The output is a YAML document with learning objectives, prerequisites, a structured explanation with code examples from your actual codebase, and suggestions for further exploration.

What kinds of questions work well

The explain skill works best with questions about how things work, why decisions were made, and how parts of the codebase connect to each other.

Good questions

bash
/lineup:explain How does the authentication middleware work?
/lineup:explain What is the data flow from API request to database write?
/lineup:explain Why does the config module use a factory pattern?
/lineup:explain How are database migrations structured in this project?
/lineup:explain What happens when a user submits the checkout form?
/lineup:explain How does the caching layer interact with the database queries?

These questions ask about specific components, patterns, flows, or decisions. The researcher knows what to look for, and the teacher can build a clear explanation around it.

Less effective questions

bash
/lineup:explain Is this code good?
/lineup:explain What should I work on next?
/lineup:explain How can I improve performance?

These are too broad or subjective. The researcher can't focus its exploration, and the teacher doesn't have a clear concept to explain. For these kinds of questions, use /lineup:kick-off with a more specific task instead.

How it differs from asking the main session

You could ask your question directly in the Claude Code session without using /lineup:explain. The difference is in depth and structure:

AspectDirect question/lineup:explain
ResearchThe main session reads a few filesA dedicated researcher agent does a thorough exploration
DepthAnswers from whatever is in contextAnswers backed by systematic codebase analysis
StructureFree-form responseStructured explanation with learning objectives, sections, and code examples
Code referencesMay reference some filesIncludes specific file paths and line numbers from the researcher's findings
MemoryUses the main session's contextResearcher and teacher build on their persistent agent memory

For quick questions about something already in context ("what does this function do?"), a direct question is faster. For deeper questions about how systems connect or why things are built a certain way, /lineup:explain produces more thorough, better-organized answers.

Explain vs. kick-off

Both /lineup:explain and /lineup:kick-off accept a question or task as input.

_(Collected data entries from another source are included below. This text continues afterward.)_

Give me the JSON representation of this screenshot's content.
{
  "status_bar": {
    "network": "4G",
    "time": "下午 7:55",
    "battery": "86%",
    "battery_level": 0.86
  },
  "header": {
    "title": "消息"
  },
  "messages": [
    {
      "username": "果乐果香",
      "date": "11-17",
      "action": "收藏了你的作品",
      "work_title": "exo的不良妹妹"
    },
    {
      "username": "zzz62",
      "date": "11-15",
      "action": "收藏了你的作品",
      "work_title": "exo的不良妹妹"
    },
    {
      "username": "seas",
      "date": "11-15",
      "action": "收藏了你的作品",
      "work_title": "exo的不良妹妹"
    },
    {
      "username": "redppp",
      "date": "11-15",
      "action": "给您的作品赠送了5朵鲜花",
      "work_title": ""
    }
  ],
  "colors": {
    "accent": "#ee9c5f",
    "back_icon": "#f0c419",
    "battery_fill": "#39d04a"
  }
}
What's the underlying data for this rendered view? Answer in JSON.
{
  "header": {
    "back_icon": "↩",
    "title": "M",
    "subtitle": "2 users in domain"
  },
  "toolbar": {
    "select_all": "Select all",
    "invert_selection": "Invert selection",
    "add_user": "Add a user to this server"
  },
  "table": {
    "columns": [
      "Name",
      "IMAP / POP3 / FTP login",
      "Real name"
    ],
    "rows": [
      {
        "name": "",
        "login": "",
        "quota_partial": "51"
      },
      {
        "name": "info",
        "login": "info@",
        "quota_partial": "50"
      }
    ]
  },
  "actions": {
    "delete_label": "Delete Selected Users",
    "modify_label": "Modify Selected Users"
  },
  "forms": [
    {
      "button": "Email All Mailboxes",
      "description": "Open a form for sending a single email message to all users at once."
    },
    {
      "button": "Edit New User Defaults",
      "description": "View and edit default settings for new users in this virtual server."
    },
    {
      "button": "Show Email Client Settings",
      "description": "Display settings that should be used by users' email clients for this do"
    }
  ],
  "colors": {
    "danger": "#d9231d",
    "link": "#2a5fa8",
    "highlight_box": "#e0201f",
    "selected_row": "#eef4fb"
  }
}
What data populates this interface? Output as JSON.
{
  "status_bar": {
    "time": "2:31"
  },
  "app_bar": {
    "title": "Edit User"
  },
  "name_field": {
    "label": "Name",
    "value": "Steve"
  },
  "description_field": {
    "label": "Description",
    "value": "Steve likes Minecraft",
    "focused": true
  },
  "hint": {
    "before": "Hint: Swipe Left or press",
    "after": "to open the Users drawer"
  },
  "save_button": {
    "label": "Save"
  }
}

The key difference is intent:

/lineup:explain/lineup:kick-off
PurposeUnderstand codeChange code
OutputA structured explanationImplemented changes
Modifies files?NoYes
StagesResearch + ExplainUp to 7 stages

Use /lineup:explain when you want to learn. Use /lineup:kick-off when you want to build.

Broad onboarding with explain-codebase

If you want a full codebase tour rather than an answer to a specific question, use the explain-codebase example tactic instead. It produces a structured onboarding guide covering project purpose, directory structure, key modules, data flow, and conventions.

bash
/lineup:kick-off explain-codebase

See the Codebase Explanation walkthrough for a complete example of this tactic in action.

Overriding the built-in explain tactic

If you want the explain workflow to behave differently in your project -- for example, adding a plan stage or changing the researcher's focus -- create a project tactic that overrides the built-in:

bash
mkdir -p .lineup/tactics

Then create .lineup/tactics/explain.yaml with your custom stages. A project tactic with the name explain takes precedence over the built-in one. See Create a Tactic for detailed instructions.